И мы поехали к Сергею Ильичу.
Поехали — а с полпути нас дернули звонком по Гениной рации, и мы помчались в район Коптево, в дрянные заплеванные улочки, вбежали в поганый подъезд, исписанный матерщиной и засранный местными алкоголиками, — и поднялись на второй этаж. Он только что здесь побывал, за полчаса до нас, человек с засосом во всю щеку. Он вошел сюда, в пропахшую кошками и лекарствами квартиру, и стал орать на ее обитателей — полоумную Марию Антоновну, ее сынаинвалида, невестку-психопатку и неврастеничного ребенка. Он орал, что знает про них, сволочей, все, что ему надоело с ними чикаться, что хватит, лопнуло его терпение! Думали, отсидитесь здесь, по теплым углам, орал он и гремел кулаком по кухонному столику, думали, спрячетесь, паскуды?! Все вижу! Везде достану! Куда спрячетесь, а? Мне все подвластно! Далеко-о-о вижу! Далеко-о-о! Везде вас найду! И тогда полоумная Мария Антоновна встала на колени и поползла по убогому своему коридорчику, доползла до шифоньера и вынула приданое, то самое, которое оставила ей мать, то приданое, которым она никогда и не пользовалась, — прижила она сына от дворника-татарина, а татарин на другой день из Москвы уехал. Она достала свое приданое — ожерелье речного жемчуга, браслеты самаркандские, достала все то, что прятала от сына, чтобы не пропил. Достала — и на коленях приползла к мучителю, выложила. Возьми, батюшка, возьми, кормилец, только не погуби!

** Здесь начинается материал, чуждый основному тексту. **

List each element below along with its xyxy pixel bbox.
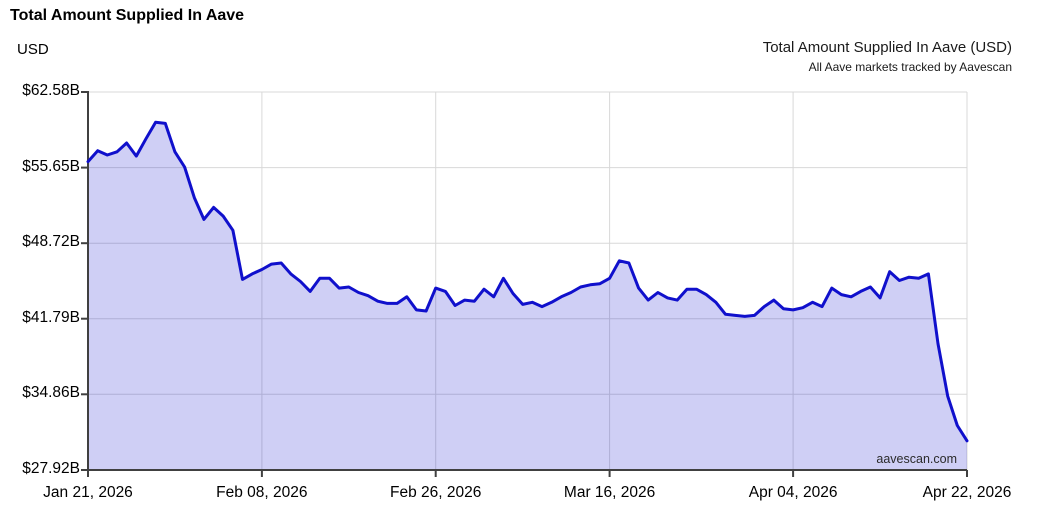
page-title: Total Amount Supplied In Aave: [10, 7, 245, 24]
y-axis-unit-label: USD: [17, 41, 49, 58]
x-tick-label: Feb 26, 2026: [390, 484, 482, 501]
y-tick-label: $41.79B: [22, 308, 80, 326]
area-fill: [88, 122, 967, 471]
x-tick-label: Mar 16, 2026: [563, 484, 656, 501]
x-tick-label: Apr 22, 2026: [922, 484, 1012, 501]
watermark: aavescan.com: [876, 452, 957, 466]
x-tick-label: Apr 04, 2026: [748, 484, 838, 501]
y-tick-label: $55.65B: [22, 157, 80, 175]
series-line[interactable]: [86, 120, 969, 443]
legend: Total Amount Supplied In Aave (USD) All …: [763, 39, 1012, 74]
y-tick-label: $27.92B: [22, 460, 80, 477]
legend-subtitle: All Aave markets tracked by Aavescan: [808, 60, 1012, 74]
y-tick-label: $34.86B: [22, 384, 80, 402]
legend-title: Total Amount Supplied In Aave (USD): [762, 39, 1012, 56]
y-tick-label: $62.58B: [22, 82, 80, 99]
y-tick-label: $48.72B: [22, 233, 80, 251]
x-tick-label: Feb 08, 2026: [216, 484, 308, 501]
x-tick-label: Jan 21, 2026: [43, 484, 133, 501]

А он схватил ожерелье, на ладони взвесил, сунул в карман шинели — и прочь пошел.
— Опишите вашего гостя, — Гена Чухонцев им сказал.
— Что ж тут описывать, родной! Сам, что ли, его не знаешь? — Так нам Мария Антоновна ответила.

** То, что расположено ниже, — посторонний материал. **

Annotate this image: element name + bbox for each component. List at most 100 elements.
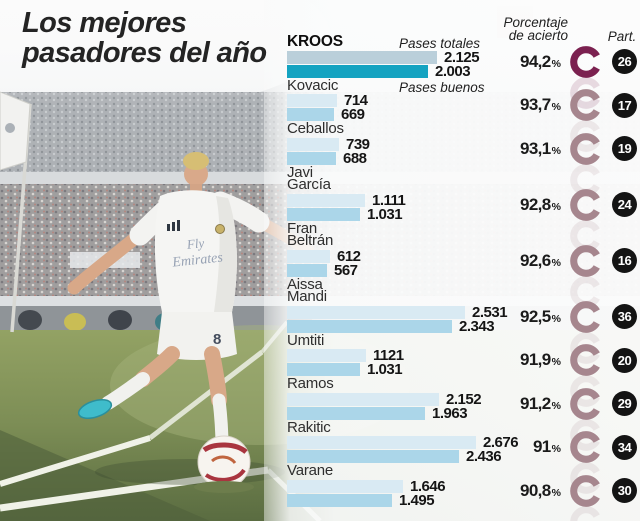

А сын-инвалид, урод с промятым черепом, засипел матери в ухо:
— Думай что говоришь, старая дура! — потом нам с Геной: — Не брали у нас ничего, уважаемые работники прокуратуры, не брали ничего! Мы сами этот жемчуг, наверное, потеряли. Да и не видел я отродясь никакого жемчуга, может, его и не было!
И невестка-психопатка кричит:
— Вы не слушайте ее! Никто к нам не приходил, а браслеты она пропила, пропила!

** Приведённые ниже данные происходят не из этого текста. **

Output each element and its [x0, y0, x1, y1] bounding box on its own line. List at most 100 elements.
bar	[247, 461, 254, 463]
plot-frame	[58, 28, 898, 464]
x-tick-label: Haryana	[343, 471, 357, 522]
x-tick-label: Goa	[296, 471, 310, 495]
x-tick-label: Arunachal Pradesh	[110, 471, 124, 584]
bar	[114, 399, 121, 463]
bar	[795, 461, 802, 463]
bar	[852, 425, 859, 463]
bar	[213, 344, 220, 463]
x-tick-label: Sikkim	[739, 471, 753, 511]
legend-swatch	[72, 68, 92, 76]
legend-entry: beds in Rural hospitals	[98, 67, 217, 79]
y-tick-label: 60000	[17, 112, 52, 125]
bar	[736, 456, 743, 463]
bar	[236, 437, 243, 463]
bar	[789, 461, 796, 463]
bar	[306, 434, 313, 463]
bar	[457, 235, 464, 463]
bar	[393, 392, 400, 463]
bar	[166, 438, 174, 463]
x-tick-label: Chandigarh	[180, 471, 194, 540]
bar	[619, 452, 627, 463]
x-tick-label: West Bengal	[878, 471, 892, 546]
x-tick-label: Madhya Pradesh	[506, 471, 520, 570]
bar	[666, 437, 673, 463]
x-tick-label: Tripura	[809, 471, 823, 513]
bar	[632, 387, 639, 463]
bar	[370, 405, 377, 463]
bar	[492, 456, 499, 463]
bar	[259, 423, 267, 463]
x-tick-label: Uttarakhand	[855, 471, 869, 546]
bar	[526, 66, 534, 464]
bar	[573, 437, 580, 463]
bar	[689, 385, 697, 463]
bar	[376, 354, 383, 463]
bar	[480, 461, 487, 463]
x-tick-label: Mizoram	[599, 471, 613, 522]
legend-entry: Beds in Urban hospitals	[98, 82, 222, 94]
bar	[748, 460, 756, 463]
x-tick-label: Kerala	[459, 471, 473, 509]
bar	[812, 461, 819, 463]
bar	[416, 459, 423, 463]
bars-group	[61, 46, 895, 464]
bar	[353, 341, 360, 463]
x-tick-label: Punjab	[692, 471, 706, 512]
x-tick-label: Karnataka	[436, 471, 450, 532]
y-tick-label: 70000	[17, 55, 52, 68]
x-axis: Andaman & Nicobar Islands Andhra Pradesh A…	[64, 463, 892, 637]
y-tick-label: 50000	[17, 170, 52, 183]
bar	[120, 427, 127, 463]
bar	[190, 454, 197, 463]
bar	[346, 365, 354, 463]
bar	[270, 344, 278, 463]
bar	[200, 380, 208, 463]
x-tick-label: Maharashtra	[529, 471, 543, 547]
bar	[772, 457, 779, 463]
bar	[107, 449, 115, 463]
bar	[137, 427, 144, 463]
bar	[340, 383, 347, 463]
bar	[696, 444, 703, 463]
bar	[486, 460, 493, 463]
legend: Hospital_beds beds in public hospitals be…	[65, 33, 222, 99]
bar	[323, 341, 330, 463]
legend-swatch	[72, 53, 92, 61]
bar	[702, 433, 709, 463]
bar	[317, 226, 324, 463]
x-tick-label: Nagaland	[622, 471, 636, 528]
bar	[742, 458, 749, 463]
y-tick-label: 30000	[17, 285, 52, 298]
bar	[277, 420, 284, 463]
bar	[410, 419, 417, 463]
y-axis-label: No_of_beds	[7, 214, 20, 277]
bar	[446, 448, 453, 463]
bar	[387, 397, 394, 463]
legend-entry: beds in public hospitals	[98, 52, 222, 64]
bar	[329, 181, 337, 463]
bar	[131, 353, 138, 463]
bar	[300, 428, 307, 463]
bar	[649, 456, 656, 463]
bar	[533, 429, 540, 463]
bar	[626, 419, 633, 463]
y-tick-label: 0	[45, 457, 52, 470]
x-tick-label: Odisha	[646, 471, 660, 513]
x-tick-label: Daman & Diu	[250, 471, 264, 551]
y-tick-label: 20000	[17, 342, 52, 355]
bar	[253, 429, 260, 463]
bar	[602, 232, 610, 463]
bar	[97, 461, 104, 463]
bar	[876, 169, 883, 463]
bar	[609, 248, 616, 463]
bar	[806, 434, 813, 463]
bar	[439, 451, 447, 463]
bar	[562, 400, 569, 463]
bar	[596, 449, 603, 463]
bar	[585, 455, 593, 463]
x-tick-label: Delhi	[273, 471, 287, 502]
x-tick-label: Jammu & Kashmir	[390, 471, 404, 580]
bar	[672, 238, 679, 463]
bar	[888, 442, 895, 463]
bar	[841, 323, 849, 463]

Мы спустились по щербатой лестнице, сели в машину, и Гена ударил себя кулаком по ладони и сказал, что однажды он его достанет. Актер этот мазурик или шофер, депутат или работник мэрии, — но однажды Гена его достанет, вытащит на свет. А когда достанет, заставит его сожрать эти браслеты, в глотку ему засунет это ожерелье!
— Едем отсюда, не могу я смотреть на этих запуганных уродов!
Мы ехали по спящему городу, и за всяким окном мне мерещились затравленные люди, которые только и ждут полночного гостя, чтобы упасть на колени и высыпать последнее: не тронь только, пощади!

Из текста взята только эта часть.